05/01/2010 at 9:25 pm (Words) (, )

“I suppose, Watson, we must look upon you as a man of letters,” said he. “How do you define the word ‘grotesque’?”

“Strange–remarkable,” I suggested.

He shook his head at my definition.

“There is surely something more than that,” said he; “some underlying suggestion of the tragic and the terrible. If you cast your mind back to some of those narratives with which you have afflicted a long-suffering public, you will recognize how often the grotesque has deepened into the criminal. Think of that little affair of the red-headed men. That was grotesque enough in the outset, and yet it ended in a desperate attempt at robbery. Or, again, there was that most grotesque affair of the five orange pips, which let straight to a murderous conspiracy. The word puts me on the alert.”

– Sir Arthur Conan Doyle –

What is the word stands out the most in above excerpt? It was the first time I came across it. The reason it fascinates me is, it sounds exactly like it’s meaning. But it’s only today I really searched for it’s meaning.

It was interesting to learn that grotesque is from ancient Rome – an ornamental style. The word has the Latin root grotto, which means cave. But it was actually used to refer to rooms and corridors of  Domus Aurea, Nero‘s unfinished palace.

So in the end grotesques became intertwined with all forms of arts. Have you seen those weird statues on gothic (and also some not-so-gothic) buildings? I thought those were called gargoyles. Apparently, they’re called gargoyles only when they act as water sprouts. If not they’re grotesques or chimeras.

Like in Sherlock Holmes’s adventure, grotesque characters appear in literature too.

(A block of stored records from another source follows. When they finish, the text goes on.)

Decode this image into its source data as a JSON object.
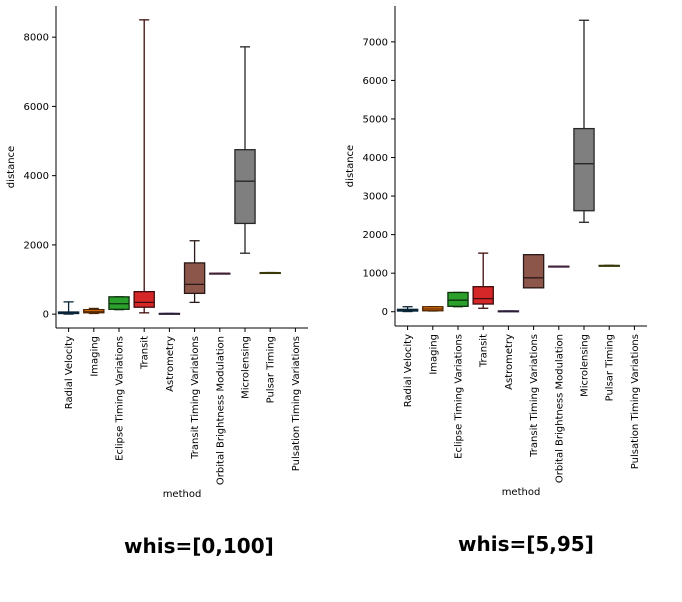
{
  "chart_data": [
    {
      "type": "box",
      "xlabel": "method",
      "ylabel": "distance",
      "ylim": [
        -400,
        8900
      ],
      "yticks": [
        0,
        2000,
        4000,
        6000,
        8000
      ],
      "yticklabels": [
        "0",
        "2000",
        "4000",
        "6000",
        "8000"
      ],
      "caption": "whis=[0,100]",
      "categories": [
        "Radial Velocity",
        "Imaging",
        "Eclipse Timing Variations",
        "Transit",
        "Astrometry",
        "Transit Timing Variations",
        "Orbital Brightness Modulation",
        "Microlensing",
        "Pulsar Timing",
        "Pulsation Timing Variations"
      ],
      "boxes": [
        {
          "min": 2,
          "q1": 18,
          "median": 40,
          "q3": 62,
          "max": 354,
          "color": "#1f77b4"
        },
        {
          "min": 20,
          "q1": 40,
          "median": 70,
          "q3": 130,
          "max": 165,
          "color": "#ff7f0e"
        },
        {
          "min": 130,
          "q1": 140,
          "median": 300,
          "q3": 500,
          "max": 500,
          "color": "#2ca02c"
        },
        {
          "min": 38,
          "q1": 200,
          "median": 340,
          "q3": 650,
          "max": 8500,
          "color": "#d62728"
        },
        {
          "min": 15,
          "q1": 15,
          "median": 18,
          "q3": 20,
          "max": 20,
          "color": "#9467bd"
        },
        {
          "min": 340,
          "q1": 600,
          "median": 860,
          "q3": 1480,
          "max": 2120,
          "color": "#8c564b"
        },
        {
          "min": 1180,
          "q1": 1180,
          "median": 1180,
          "q3": 1180,
          "max": 1180,
          "color": "#e377c2"
        },
        {
          "min": 1760,
          "q1": 2620,
          "median": 3840,
          "q3": 4750,
          "max": 7720,
          "color": "#7f7f7f"
        },
        {
          "min": 1200,
          "q1": 1200,
          "median": 1200,
          "q3": 1200,
          "max": 1200,
          "color": "#bcbd22"
        },
        null
      ]
    },
    {
      "type": "box",
      "xlabel": "method",
      "ylabel": "distance",
      "ylim": [
        -370,
        7930
      ],
      "yticks": [
        0,
        1000,
        2000,
        3000,
        4000,
        5000,
        6000,
        7000
      ],
      "yticklabels": [
        "0",
        "1000",
        "2000",
        "3000",
        "4000",
        "5000",
        "6000",
        "7000"
      ],
      "caption": "whis=[5,95]",
      "categories": [
        "Radial Velocity",
        "Imaging",
        "Eclipse Timing Variations",
        "Transit",
        "Astrometry",
        "Transit Timing Variations",
        "Orbital Brightness Modulation",
        "Microlensing",
        "Pulsar Timing",
        "Pulsation Timing Variations"
      ],
      "boxes": [
        {
          "min": 5,
          "q1": 18,
          "median": 40,
          "q3": 62,
          "max": 130,
          "color": "#1f77b4"
        },
        {
          "min": 20,
          "q1": 25,
          "median": 70,
          "q3": 130,
          "max": 130,
          "color": "#ff7f0e"
        },
        {
          "min": 130,
          "q1": 140,
          "median": 300,
          "q3": 500,
          "max": 500,
          "color": "#2ca02c"
        },
        {
          "min": 90,
          "q1": 200,
          "median": 340,
          "q3": 650,
          "max": 1520,
          "color": "#d62728"
        },
        {
          "min": 15,
          "q1": 15,
          "median": 18,
          "q3": 20,
          "max": 20,
          "color": "#9467bd"
        },
        {
          "min": 620,
          "q1": 620,
          "median": 880,
          "q3": 1480,
          "max": 1480,
          "color": "#8c564b"
        },
        {
          "min": 1180,
          "q1": 1180,
          "median": 1180,
          "q3": 1180,
          "max": 1180,
          "color": "#e377c2"
        },
        {
          "min": 2320,
          "q1": 2620,
          "median": 3840,
          "q3": 4750,
          "max": 7560,
          "color": "#7f7f7f"
        },
        {
          "min": 1200,
          "q1": 1200,
          "median": 1200,
          "q3": 1200,
          "max": 1200,
          "color": "#bcbd22"
        },
        null
      ]
    }
  ]
}
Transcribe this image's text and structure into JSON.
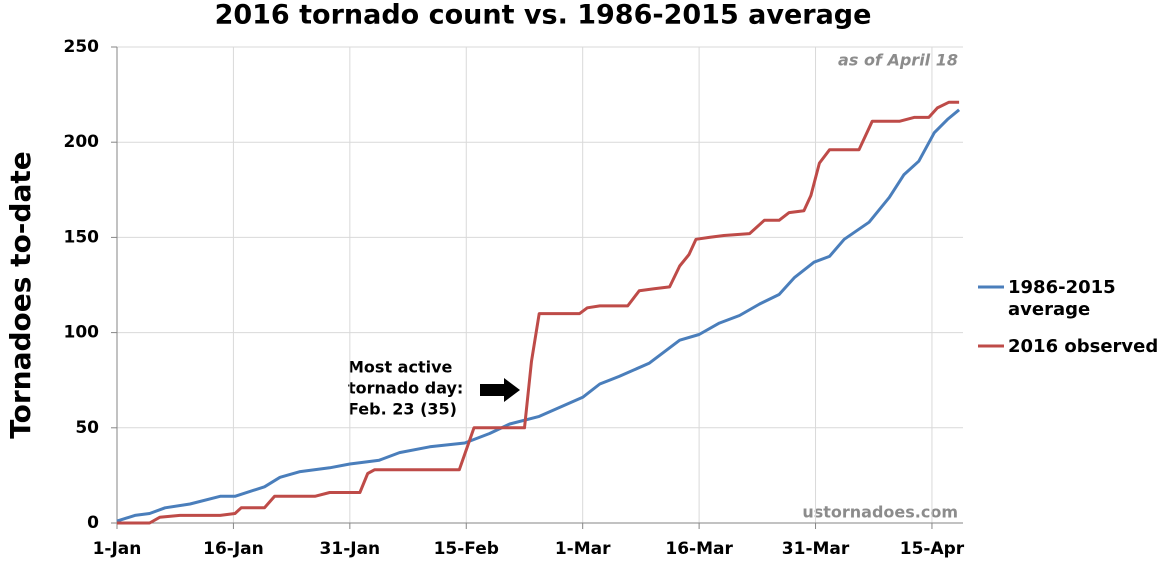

According to Wikipedia, a grotesque character invokes in a reader both disgust and empathy, the given examples include Quasimodo (The Hunchback of Notre Dame) and Beast form Beauty and the Beast.

Ok, I can’t bear to call Quasi a grotesque, but it explains things perfectly.

Added to these there’s also movies, music groups, an X Files episode, a chess problem and also a sans-serif typeface named grotesque.